Daniel Dollfus-Ausset (1797-1870), manufacturier, chimiste et glaciologue français qui étudie les phénomènes des glaciers depuis 1842, s'associe en 1855 avec le studio Bisson frères. La photographie documente ainsi les recherches scientifiques de ce dernier. Il est très probable que Dollfus-Ausset ait participé à l'ascension manquée du Mont-Blanc en 1859 et qu’il ait influencé le choix de cet angle de vue dans une approche très documentaire.

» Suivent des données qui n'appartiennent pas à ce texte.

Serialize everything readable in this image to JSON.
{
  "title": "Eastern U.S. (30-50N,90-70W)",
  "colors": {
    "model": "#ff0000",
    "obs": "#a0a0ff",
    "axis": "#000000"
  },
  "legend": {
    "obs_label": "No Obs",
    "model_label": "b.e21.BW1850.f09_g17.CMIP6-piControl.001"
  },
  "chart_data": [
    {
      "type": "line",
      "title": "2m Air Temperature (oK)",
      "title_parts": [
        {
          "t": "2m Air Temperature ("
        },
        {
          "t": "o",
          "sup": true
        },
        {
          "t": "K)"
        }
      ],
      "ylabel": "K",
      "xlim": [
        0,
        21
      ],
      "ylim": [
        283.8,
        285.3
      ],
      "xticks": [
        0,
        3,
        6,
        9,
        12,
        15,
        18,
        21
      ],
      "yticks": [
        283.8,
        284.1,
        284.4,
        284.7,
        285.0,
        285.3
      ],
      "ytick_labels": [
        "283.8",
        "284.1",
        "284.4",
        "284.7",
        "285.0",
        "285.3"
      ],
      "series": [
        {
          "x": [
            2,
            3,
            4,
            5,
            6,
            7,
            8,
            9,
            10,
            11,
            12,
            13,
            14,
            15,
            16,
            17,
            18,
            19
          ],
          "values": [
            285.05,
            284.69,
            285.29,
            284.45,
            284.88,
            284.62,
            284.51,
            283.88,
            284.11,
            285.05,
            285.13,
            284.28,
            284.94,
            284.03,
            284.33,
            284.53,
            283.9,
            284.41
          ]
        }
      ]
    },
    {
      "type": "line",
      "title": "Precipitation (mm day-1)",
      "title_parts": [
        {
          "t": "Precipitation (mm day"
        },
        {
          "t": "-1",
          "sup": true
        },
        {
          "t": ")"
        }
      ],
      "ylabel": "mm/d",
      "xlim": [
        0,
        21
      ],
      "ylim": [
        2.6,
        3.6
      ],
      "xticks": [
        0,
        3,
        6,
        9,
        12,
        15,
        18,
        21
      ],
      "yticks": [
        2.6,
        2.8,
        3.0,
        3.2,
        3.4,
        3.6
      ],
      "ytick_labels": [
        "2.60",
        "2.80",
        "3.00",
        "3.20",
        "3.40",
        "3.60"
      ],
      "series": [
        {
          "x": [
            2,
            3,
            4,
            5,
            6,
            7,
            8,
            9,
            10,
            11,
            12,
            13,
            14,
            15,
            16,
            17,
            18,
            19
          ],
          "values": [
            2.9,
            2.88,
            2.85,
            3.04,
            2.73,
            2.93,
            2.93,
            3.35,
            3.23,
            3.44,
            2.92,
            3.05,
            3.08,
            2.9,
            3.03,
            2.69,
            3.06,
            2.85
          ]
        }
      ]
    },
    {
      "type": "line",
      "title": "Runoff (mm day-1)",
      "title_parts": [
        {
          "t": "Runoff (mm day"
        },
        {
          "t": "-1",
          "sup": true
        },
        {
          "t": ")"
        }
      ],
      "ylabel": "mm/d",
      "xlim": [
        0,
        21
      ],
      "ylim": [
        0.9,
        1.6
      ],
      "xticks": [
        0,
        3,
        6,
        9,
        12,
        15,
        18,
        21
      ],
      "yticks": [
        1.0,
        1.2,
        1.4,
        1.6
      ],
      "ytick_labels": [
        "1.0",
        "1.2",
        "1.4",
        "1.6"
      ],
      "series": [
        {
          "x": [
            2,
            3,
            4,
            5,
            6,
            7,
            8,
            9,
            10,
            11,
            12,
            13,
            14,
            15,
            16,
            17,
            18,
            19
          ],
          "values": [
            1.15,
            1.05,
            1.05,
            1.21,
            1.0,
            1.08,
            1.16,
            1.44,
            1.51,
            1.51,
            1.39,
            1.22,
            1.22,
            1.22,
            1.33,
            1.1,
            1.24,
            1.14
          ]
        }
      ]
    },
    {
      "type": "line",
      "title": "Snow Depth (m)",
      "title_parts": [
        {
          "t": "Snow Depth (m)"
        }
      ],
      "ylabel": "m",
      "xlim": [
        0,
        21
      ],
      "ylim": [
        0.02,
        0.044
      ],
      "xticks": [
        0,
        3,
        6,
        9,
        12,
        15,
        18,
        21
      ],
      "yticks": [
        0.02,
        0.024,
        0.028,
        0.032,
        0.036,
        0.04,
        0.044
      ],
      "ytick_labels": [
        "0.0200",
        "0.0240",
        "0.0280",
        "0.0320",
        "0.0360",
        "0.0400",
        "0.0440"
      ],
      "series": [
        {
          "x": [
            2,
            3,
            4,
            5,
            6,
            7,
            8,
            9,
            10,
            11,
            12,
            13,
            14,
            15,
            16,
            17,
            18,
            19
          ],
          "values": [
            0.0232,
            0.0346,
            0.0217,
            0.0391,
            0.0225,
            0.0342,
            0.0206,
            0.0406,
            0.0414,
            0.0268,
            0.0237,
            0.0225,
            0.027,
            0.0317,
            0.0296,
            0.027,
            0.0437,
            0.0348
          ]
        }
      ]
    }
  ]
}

Le groupe de personnes que l’on voit escalader la glace entre le glacier des Bossons et le glacier du Taconnaz donne la mesure de l'importance et de la difficulté de l'expédition nécessaire pour réaliser des photographies en haute montagne. Un compte rendu de cette campagne paru dans l'IIustration Journal universel du 7 janvier 1860 cité dans l’ouvrage «Les Frères Bissons photographes; de flèche en cime 1840-1870» relate que 25 porteurs et guides font partie de l’expédition et qu’ils transportent, entre autres, une tente et un appareil volumineux pour prendre des vues panoramiques. On peut rappeler ici que le procédé photographique du collodion humide qui se développe depuis 1851 présente l'avantage de réduire les temps de pose à quelques secondes, mais exige en revanche de développer l'épreuve dans les minutes suivant la prise de vue, avant que l’émulsion ne s'assèche et empêche la transformation chimique. Ainsi, la préparation des négatifs doit être réalisée sur place, juste avant l'emploi. Dans les conditions climatiques rencontrées en haute montagne, même sous l'abri d'une tente, l'émulsion peut cristalliser sous l'effet du froid et le résultat demeure très aléatoire, sans comparaison avec un travail qui aurait été réalisé en atelier.

C’est lors de la troisième ascension en 1861 qu’Auguste Rosalie Bisson parvient au sommet du Mont-Blanc et ramène les premières prises de vue effectuées depuis le toit de l'Europe.